Country-wise, the percentage of board positions held by women at publicly listed companies across the GCC is as follows:

  • UAE: 10.8% (133 of 1,231 seats)
  • Oman: 5.8% (45 of 783 seats)
  • Bahrain: 5.5% (20 of 363 seats)
  • Kuwait: 5.0% (48 of 963 seats)
  • Saudi Arabia: 2.0% (36 of 1,811 seats)
  • Qatar: 1.8% (8 of 440 seats)

Commenting on the launch of the GCC Board Gender Index 2024, Sheikha Shamma bint Sultan bin Khalifa Al Nahyan, co-founder of Aurora50, said: "We are excited to present an authoritative GCC-wide benchmark that charts the growing diversity of listed company boards in the region. Our first initiative at Aurora50 was Pathway20, an accelerator for regional women board directors, and we still believe that progress in gender diversity starts at the top.

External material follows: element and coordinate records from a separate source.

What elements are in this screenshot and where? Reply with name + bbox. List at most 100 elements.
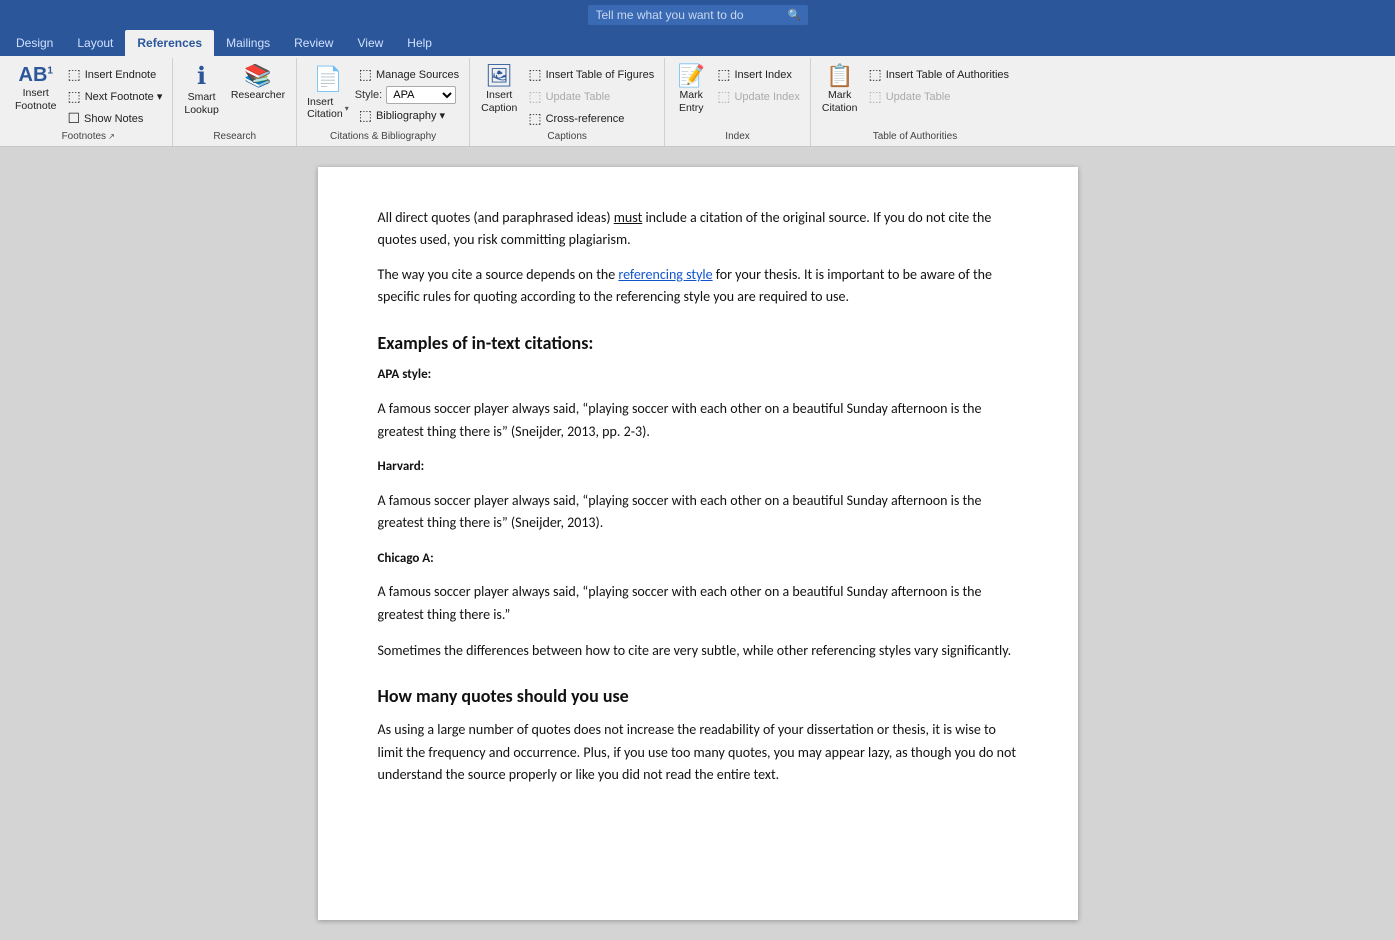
table-authorities-group-label: Table of Authorities [817,129,1013,146]
researcher-icon: 📚 [244,65,271,87]
tab-references[interactable]: References [125,30,214,56]
insert-table-authorities-button[interactable]: ⬚ Insert Table of Authorities [864,64,1013,85]
index-group-label: Index [671,129,804,146]
captions-items: 🖼 InsertCaption ⬚ Insert Table of Figure… [476,62,658,129]
cross-reference-button[interactable]: ⬚ Cross-reference [524,108,658,129]
update-table-auth-icon: ⬚ [868,88,881,105]
insert-index-button[interactable]: ⬚ Insert Index [713,64,804,85]
insert-citation-label: InsertCitation [307,96,343,120]
apa-text: A famous soccer player always said, “pla… [378,398,1018,443]
insert-caption-label: InsertCaption [481,89,517,114]
show-notes-label: Show Notes [84,113,143,125]
manage-sources-icon: ⬚ [359,66,372,83]
insert-footnote-button[interactable]: AB1 InsertFootnote [10,62,61,115]
manage-sources-label: Manage Sources [376,69,459,81]
search-icon: 🔍 [788,9,802,22]
insert-index-icon: ⬚ [717,66,730,83]
footnotes-small-col: ⬚ Insert Endnote ⬚ Next Footnote ▾ ☐ Sho… [63,62,166,129]
section2-heading: How many quotes should you use [378,682,1018,711]
index-small-col: ⬚ Insert Index ⬚ Update Index [713,62,804,107]
closing-paragraph: Sometimes the differences between how to… [378,640,1018,662]
tab-view[interactable]: View [345,30,395,56]
insert-citation-arrow: ▾ [345,104,349,113]
mark-citation-label: MarkCitation [822,89,858,114]
mark-citation-icon: 📋 [826,65,853,87]
insert-caption-button[interactable]: 🖼 InsertCaption [476,62,522,117]
index-group: 📝 MarkEntry ⬚ Insert Index ⬚ Update Inde… [665,58,811,146]
mark-citation-button[interactable]: 📋 MarkCitation [817,62,863,117]
table-authorities-group: 📋 MarkCitation ⬚ Insert Table of Authori… [811,58,1019,146]
search-input[interactable] [588,5,808,25]
search-wrap[interactable]: 🔍 [588,5,808,25]
update-index-button[interactable]: ⬚ Update Index [713,86,804,107]
manage-sources-button[interactable]: ⬚ Manage Sources [355,64,463,85]
chicago-text: A famous soccer player always said, “pla… [378,581,1018,626]
style-select[interactable]: APA MLA Chicago Harvard IEEE [386,86,456,104]
insert-table-of-figures-button[interactable]: ⬚ Insert Table of Figures [524,64,658,85]
document-area: All direct quotes (and paraphrased ideas… [0,147,1395,940]
bibliography-button[interactable]: ⬚ Bibliography ▾ [355,105,463,126]
table-authorities-items: 📋 MarkCitation ⬚ Insert Table of Authori… [817,62,1013,129]
insert-table-authorities-label: Insert Table of Authorities [886,69,1009,81]
tab-design[interactable]: Design [4,30,65,56]
section2-text: As using a large number of quotes does n… [378,719,1018,786]
endnote-icon: ⬚ [67,66,80,83]
research-group: ℹ SmartLookup 📚 Researcher Research [173,58,297,146]
document-page: All direct quotes (and paraphrased ideas… [318,167,1078,920]
authorities-small-col: ⬚ Insert Table of Authorities ⬚ Update T… [864,62,1013,107]
style-row: Style: APA MLA Chicago Harvard IEEE [355,86,463,104]
research-items: ℹ SmartLookup 📚 Researcher [179,62,290,129]
next-footnote-label: Next Footnote ▾ [85,90,163,103]
update-table-icon: ⬚ [528,88,541,105]
tab-layout[interactable]: Layout [65,30,125,56]
smart-lookup-icon: ℹ [197,65,206,89]
referencing-style-link[interactable]: referencing style [618,266,712,283]
paragraph-1: All direct quotes (and paraphrased ideas… [378,207,1018,252]
smart-lookup-label: SmartLookup [184,91,218,116]
footnote-icon: AB1 [19,65,53,85]
mark-entry-button[interactable]: 📝 MarkEntry [671,62,711,117]
insert-citation-button[interactable]: 📄 InsertCitation ▾ [303,62,353,123]
update-table-auth-button[interactable]: ⬚ Update Table [864,86,1013,107]
mark-entry-icon: 📝 [678,65,705,87]
bibliography-label: Bibliography ▾ [376,109,445,122]
style-label: Style: [355,89,383,101]
footnotes-expand-icon[interactable]: ↗ [108,132,115,141]
captions-group: 🖼 InsertCaption ⬚ Insert Table of Figure… [470,58,665,146]
show-notes-icon: ☐ [67,110,80,127]
update-table-auth-label: Update Table [886,91,951,103]
cross-reference-icon: ⬚ [528,110,541,127]
citations-small-col: ⬚ Manage Sources Style: APA MLA Chicago … [355,62,463,126]
next-footnote-button[interactable]: ⬚ Next Footnote ▾ [63,86,166,107]
update-table-label: Update Table [546,91,611,103]
update-table-button[interactable]: ⬚ Update Table [524,86,658,107]
researcher-button[interactable]: 📚 Researcher [226,62,290,105]
index-items: 📝 MarkEntry ⬚ Insert Index ⬚ Update Inde… [671,62,804,129]
title-bar: 🔍 [0,0,1395,30]
tab-help[interactable]: Help [395,30,444,56]
insert-endnote-button[interactable]: ⬚ Insert Endnote [63,64,166,85]
next-footnote-icon: ⬚ [67,88,80,105]
chicago-block: Chicago A: A famous soccer player always… [378,549,1018,627]
insert-table-authorities-icon: ⬚ [868,66,881,83]
insert-table-of-figures-label: Insert Table of Figures [546,69,655,81]
must-text: must [614,209,643,226]
apa-block: APA style: A famous soccer player always… [378,365,1018,443]
document-text: All direct quotes (and paraphrased ideas… [378,207,1018,786]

"A diverse board helps create a diverse, inclusive organisation: diversity creates impact for the organisation, industry and society. With such transparent data now available, the need for a pipeline of female talent, from managers to senior leaders to board directors, becomes increasingly clear. We are pleased to see that the UAE is doing so well and hope that our report with Heriot-Watt University contributes to gender balance in the GCC as a whole," she added.

The CEO of the Securities and Commodities Authority, Dr Maryam Butti Al Suwaidi, added, "Collating such a large amount of data, from such a diverse group of companies, and cross-verifying it is a huge task and responsibility. I truly commend the dedication of Aurora50 and Heriot-Watt University, and I am exceptionally delighted that this project is coming out from the UAE. The publication of the annual list of companies quoted on GCC exchanges and their directors is not only innovative but also incredibly valuable. Consolidating this publicly available information into a single accessible resource will facilitate greater transparency and understanding of board composition within the region. Such consistent visibility will certainly contribute to raising awareness about, and promoting the benefits of, gender diversity in the GCC region, and increasing participation of women in senior roles across the GCC."

Provost and vice-principal of Heriot-Watt University Dubai, professor Dame Heather McGregor, said: "As someone who has conducted academic research into gender balance on public company boards for several years, I was keen to continue this work in the GCC region. When I moved to the UAE in 2022, I noticed the absence of a single authoritative and accessible source of data. I am pleased to have, with Aurora50, developed a comprehensive baseline from which I and other scholars and interested parties can measure – and celebrate – future progress."